In order to start your code running, you'll need to react to the Application.WindowDeactivate event. In this section, you'll add support for reacting to this event in C#. Although the code created by the Visual Studio .NET template uses a slightly more complex method to hook up the event, the steps in this section add event handlers that use a simpler technique.

To create the event handler (C#)

  1. Add the following procedure stub to the class created for you by Visual Studio .NET, OfficeCodeBehind:

    // C#
    protected void thisApplication_WindowDeactivate(
        Word.Document doc, Word.Window Wn)
    {
    }
    
  2. In the ThisDocument_Open procedure, type the following code. Once you've entered the code, you'll see a ToolTip. Press the TAB key, as instructed by the ToolTip, to complete the line of code:

    // C#
    thisApplication.WindowDeactivate +=
    // Once you've finished, the code will look like this, wrapped
    // to fit this space:
    thisApplication.WindowDeactivate +=
        new Microsoft.Office.Interop.Word.
        ApplicationEvents4_WindowDeactivateEventHandler(
        thisApplication_WindowDeactivate);
    

Adding the Event Code and Testing

Once you've set up the event handler, you can add the code that will react to the event. Follow these steps to add code that will minimize the deactivated window:

To minimize the deactivated window

  1. Modify the ThisApplication_WindowDeactivate procedure so the code looks like this:

    ' Visual Basic
    Private Sub ThisApplication_WindowDeactivate( _
        ByVal Doc As Microsoft.Office.Interop.Word.Document, _
        ByVal Wn As Microsoft.Office.Interop.Word.Window) _
        Handles ThisApplication.WindowDeactivate
    
        Wn.WindowState = Word.WdWindowState.wdWindowStateMinimize
    End Sub
    
    // C#
    protected void thisApplication_WindowDeactivate(
        Word.Document doc, Word.Window Wn)
    {
        Wn.WindowState = Word.WdWindowState.wdWindowStateMinimize;
    }
    
  2. Press F5 to run the project. This loads Microsoft Office Word with the document you've created.

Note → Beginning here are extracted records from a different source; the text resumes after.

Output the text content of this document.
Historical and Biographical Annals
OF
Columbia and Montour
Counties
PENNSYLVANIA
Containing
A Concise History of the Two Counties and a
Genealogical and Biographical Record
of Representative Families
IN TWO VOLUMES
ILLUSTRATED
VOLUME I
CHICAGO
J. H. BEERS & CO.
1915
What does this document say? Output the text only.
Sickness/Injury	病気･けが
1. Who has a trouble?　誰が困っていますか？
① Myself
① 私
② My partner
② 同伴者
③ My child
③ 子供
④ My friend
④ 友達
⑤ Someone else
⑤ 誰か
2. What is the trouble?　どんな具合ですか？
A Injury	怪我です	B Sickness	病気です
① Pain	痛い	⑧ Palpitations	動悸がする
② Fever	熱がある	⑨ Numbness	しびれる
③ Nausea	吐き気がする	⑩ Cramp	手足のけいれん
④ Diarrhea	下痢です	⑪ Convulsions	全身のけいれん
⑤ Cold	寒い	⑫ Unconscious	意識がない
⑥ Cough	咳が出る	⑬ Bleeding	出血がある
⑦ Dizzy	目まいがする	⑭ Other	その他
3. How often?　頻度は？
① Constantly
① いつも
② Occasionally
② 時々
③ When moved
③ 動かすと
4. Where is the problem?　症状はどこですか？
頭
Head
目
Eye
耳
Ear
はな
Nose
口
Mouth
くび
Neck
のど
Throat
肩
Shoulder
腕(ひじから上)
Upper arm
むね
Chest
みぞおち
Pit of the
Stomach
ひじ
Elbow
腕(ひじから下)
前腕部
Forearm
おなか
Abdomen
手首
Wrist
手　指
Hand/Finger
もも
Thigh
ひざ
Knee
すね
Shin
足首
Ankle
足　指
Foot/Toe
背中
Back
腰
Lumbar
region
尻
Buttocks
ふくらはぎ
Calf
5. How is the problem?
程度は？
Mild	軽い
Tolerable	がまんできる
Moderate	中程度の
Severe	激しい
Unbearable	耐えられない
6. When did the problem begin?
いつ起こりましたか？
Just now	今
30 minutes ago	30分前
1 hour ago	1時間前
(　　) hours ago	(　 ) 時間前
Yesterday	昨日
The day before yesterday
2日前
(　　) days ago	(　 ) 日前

  3. Select New Window on the Window menu to create a new window, and note that when you select the menu item, the current window minimizes. (This behavior isn't something you would want in an application, but it does demonstrate the event handling.)

  4. Try creating a few more windows to verify that the event-handling code is working properly.

  5. Close all windows, and return to Visual Studio .NET.

  6. Select Save All on the File menu to save your solution.

Conclusion

In this walkthrough, you reacted to the WindowDeactivate event raised by the Word Application object to cause the current window to be minimized. Although it might not be a behavior you would want in an application, it provides an example of how Visual Studio Tools for the Microsoft Office System makes it easy to integrate managed code with events raised by Word 2003 objects.